Blazing, swirling Sharingan set in an exhausted face clashed with neutral eyes set in a face that might as well be formed from granite.
"Heal her," he grasped out. His tone was commanding, certain, sure... pleading.
"You're hurt for someone that went to peer at the outside world" the monotone voice replied while his eyes stayed stuck on his red spinning ones.
"I'm not the one bleeding out and dying right this moment, old man," he let out in a grunt so against his nature, so unfamiliar to him, he nearly recoiled back. The old man said nothing and stared at him. He was about to crack before he finally spoke, "So are you," he continued after an uncomfortable silence, "Yet you somehow managed to use your cursed energy to brace yourself in an act of curse energy manipulation I would never have expected from a child of six, and I don't need the six eyes to see that. This time a raised eyebrow broke the uncaring facade.
"I can't lose her," he whispered out.
"That is no reason why should I bother with a mundane instead of focusing on you?" The serenity in his words and his lack of hurriedness almost brought him to anger once more, but this time he held his emotions in check. Despite what he looked like, he was not a child. He was not prone to emotional outbursts even in his past life as a child, so something else must be fraying his nerves, causing him to lash out.
Cutting the flow of cursed energy to his eyes and reducing his usage to nearly nothing, he stared at the clan head in silence. The words could not form. What reason could he give a sorcerer at the pinnacle of the world to bother with a mundane woman that he cared nothing for?
The old man knew nothing of her radiant smiles or her boisterous personality. He knew not of the way she made sure to check up on him twice a night to make sure he was okay. How she always sneaked in sweets for him during his lunches after she discovered his sweet tooth.
No, an appeal to emotions won't work here. The clan head was not necessarily wicked or cruel. He was just unfeeling toward the mundane. How many dead and dying people had he seen? Why should he care about one more? What was one more death of a mundane maid to the hundreds of people that died every day?
He knew the kind of experience that led to that thought process. He was intimately familiar with it. Yet he could not accept it here. Not when he finally found a reason to be happy. His nails dug deep grooves in his thighs as he looked at the clan head.
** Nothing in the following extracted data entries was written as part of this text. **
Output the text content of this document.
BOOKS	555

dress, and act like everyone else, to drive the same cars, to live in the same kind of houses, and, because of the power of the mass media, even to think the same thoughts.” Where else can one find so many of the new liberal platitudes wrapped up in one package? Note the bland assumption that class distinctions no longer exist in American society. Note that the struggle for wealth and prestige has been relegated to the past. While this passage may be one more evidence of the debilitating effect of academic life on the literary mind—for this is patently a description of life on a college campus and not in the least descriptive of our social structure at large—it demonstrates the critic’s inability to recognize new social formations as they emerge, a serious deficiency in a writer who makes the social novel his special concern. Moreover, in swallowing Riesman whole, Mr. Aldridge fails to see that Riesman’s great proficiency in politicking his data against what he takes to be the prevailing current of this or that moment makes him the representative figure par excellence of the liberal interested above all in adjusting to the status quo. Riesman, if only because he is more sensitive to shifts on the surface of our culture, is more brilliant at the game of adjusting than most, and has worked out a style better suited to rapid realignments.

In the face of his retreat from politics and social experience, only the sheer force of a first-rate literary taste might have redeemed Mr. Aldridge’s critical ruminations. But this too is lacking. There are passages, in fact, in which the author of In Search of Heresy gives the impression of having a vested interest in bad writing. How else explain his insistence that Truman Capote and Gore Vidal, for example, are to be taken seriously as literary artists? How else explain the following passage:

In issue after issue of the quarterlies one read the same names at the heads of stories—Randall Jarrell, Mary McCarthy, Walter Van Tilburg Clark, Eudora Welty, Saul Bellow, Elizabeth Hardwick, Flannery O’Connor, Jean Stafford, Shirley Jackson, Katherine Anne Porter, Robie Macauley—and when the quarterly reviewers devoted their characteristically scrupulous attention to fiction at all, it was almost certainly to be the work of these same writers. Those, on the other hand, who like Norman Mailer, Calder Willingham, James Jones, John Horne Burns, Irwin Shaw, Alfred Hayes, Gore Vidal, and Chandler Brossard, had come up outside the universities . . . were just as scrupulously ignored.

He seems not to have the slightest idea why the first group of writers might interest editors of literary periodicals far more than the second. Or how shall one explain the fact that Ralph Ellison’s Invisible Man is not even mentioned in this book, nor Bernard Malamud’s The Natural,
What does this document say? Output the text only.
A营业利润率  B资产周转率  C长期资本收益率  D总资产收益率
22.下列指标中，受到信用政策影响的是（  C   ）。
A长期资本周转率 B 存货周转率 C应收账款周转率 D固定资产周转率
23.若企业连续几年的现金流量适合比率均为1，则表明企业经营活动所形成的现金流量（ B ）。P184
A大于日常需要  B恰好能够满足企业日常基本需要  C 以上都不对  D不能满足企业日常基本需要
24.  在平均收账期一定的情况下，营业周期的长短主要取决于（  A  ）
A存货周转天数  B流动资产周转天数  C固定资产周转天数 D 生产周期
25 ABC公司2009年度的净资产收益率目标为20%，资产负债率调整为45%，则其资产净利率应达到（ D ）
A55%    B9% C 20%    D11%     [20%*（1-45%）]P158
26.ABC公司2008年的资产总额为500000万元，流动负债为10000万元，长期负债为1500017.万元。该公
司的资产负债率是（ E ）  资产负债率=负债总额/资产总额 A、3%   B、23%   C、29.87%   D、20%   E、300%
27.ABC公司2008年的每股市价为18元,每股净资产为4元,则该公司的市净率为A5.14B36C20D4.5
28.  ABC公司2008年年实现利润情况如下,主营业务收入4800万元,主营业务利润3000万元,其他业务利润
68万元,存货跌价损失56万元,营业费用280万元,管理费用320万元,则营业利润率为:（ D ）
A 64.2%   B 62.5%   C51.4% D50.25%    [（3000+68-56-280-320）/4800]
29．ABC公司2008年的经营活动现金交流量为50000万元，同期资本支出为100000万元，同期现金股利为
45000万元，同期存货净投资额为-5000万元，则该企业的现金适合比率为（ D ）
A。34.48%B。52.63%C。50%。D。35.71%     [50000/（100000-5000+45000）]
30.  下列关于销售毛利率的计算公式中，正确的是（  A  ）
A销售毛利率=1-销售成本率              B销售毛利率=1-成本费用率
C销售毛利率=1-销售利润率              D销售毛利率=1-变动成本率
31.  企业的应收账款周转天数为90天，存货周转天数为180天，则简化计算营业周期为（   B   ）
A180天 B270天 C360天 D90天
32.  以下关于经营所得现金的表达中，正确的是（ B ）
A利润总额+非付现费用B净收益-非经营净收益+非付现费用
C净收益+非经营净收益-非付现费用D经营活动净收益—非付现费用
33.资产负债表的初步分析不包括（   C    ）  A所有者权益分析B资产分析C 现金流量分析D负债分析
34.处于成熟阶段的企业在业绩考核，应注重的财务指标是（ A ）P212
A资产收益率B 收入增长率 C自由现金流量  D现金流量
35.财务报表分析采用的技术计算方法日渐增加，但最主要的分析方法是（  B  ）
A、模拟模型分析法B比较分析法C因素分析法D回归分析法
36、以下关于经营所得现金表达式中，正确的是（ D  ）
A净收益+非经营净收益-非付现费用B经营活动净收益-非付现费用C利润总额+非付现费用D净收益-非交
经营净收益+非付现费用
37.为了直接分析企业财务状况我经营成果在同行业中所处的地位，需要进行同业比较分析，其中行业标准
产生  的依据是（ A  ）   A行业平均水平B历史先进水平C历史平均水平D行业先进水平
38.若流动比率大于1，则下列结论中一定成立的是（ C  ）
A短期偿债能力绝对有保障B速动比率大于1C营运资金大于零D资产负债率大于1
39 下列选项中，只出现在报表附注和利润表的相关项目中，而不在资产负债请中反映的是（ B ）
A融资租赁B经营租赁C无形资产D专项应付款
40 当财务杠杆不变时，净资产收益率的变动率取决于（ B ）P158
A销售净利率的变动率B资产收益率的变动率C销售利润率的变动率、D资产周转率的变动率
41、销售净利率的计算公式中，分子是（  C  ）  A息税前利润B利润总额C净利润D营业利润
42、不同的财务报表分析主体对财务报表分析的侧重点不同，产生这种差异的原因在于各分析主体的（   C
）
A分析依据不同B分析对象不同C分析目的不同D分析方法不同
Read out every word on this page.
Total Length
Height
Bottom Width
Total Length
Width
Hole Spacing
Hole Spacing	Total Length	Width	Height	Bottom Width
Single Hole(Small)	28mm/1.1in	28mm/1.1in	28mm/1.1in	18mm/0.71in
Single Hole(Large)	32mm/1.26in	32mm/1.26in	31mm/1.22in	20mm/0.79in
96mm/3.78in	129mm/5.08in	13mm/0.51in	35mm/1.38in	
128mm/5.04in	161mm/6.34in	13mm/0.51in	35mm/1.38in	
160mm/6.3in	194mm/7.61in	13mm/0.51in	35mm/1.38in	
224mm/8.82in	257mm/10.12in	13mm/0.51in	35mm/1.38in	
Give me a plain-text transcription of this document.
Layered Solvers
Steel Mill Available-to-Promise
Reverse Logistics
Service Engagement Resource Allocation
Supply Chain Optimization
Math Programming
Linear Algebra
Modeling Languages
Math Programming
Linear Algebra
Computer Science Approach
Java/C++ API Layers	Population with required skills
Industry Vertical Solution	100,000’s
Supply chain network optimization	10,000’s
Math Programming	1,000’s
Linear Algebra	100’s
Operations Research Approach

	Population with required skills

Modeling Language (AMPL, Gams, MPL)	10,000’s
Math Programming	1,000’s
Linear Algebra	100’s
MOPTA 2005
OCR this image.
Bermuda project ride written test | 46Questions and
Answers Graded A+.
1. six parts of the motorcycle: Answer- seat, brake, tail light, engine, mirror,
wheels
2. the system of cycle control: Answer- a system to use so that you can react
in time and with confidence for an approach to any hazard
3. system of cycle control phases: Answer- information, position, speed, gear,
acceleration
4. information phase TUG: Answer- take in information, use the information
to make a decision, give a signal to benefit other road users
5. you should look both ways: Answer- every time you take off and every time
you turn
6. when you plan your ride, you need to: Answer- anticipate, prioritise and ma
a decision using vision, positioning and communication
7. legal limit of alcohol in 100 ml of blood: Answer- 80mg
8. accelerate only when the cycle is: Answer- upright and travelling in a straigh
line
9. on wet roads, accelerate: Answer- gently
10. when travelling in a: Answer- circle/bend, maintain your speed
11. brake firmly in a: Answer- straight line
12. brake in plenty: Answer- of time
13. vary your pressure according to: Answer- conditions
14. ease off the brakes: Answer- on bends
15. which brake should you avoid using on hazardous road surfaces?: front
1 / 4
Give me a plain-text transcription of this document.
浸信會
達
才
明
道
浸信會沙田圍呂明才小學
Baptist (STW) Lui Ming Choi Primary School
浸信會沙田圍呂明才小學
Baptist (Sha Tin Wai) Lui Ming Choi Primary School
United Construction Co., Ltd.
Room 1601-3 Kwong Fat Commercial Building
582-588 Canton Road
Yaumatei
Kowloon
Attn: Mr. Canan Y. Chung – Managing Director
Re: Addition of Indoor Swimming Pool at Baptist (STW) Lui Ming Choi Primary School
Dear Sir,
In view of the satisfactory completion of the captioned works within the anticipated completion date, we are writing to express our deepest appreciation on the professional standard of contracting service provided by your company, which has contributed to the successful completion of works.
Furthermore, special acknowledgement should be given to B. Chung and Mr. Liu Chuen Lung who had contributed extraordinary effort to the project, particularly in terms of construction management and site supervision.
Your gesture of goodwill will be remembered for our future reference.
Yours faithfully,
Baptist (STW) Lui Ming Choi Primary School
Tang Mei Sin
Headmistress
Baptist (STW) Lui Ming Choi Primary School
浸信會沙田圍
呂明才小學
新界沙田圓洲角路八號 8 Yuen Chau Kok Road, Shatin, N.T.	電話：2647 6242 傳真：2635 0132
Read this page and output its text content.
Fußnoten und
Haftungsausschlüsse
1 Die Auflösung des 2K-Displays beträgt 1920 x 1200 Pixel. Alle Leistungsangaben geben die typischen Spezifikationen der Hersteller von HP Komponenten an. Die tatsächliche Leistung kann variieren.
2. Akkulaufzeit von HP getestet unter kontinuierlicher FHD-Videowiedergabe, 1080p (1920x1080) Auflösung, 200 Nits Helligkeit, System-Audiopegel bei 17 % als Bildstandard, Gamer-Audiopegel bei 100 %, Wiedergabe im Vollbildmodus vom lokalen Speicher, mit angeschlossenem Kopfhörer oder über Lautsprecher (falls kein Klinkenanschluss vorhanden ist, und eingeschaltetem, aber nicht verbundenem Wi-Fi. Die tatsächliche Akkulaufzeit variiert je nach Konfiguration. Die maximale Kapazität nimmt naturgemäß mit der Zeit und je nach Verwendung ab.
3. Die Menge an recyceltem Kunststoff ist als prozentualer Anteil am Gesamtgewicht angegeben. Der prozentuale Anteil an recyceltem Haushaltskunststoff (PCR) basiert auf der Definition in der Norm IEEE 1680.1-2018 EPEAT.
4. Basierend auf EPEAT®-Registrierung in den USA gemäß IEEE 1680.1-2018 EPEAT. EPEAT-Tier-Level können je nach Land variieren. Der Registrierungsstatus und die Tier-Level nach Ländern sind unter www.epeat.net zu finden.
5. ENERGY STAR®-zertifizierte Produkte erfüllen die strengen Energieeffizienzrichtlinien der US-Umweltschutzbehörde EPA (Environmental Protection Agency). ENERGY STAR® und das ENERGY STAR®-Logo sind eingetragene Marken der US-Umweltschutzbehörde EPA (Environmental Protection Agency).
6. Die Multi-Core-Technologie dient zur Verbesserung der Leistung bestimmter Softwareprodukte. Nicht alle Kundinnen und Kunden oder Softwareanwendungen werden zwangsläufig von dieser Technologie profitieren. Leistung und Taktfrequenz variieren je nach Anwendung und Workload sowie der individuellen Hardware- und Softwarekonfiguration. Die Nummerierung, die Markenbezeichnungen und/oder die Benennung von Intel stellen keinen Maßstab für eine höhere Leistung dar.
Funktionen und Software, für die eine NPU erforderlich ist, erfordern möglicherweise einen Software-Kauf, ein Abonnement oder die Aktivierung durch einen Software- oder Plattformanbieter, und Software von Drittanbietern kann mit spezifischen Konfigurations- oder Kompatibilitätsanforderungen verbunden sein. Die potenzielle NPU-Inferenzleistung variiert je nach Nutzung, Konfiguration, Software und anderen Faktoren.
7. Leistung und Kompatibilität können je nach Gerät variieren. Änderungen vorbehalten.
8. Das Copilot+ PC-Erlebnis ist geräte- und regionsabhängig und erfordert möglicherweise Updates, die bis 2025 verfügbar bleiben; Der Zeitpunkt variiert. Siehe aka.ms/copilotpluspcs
His resolve solidified. He knew what it would come down to despite his efforts to convince himself otherwise.
He was ready to sell his life once more. Ready to put everything on the line on the altar of sacrifice just for the opportunity of seeing a loved one spared a terrible fate. The old man saw the resolve in his steel-gray eyes and gave a sharp smile. He was asked a question that they both knew had only a single answer. "Do you want to be a sorcerer?".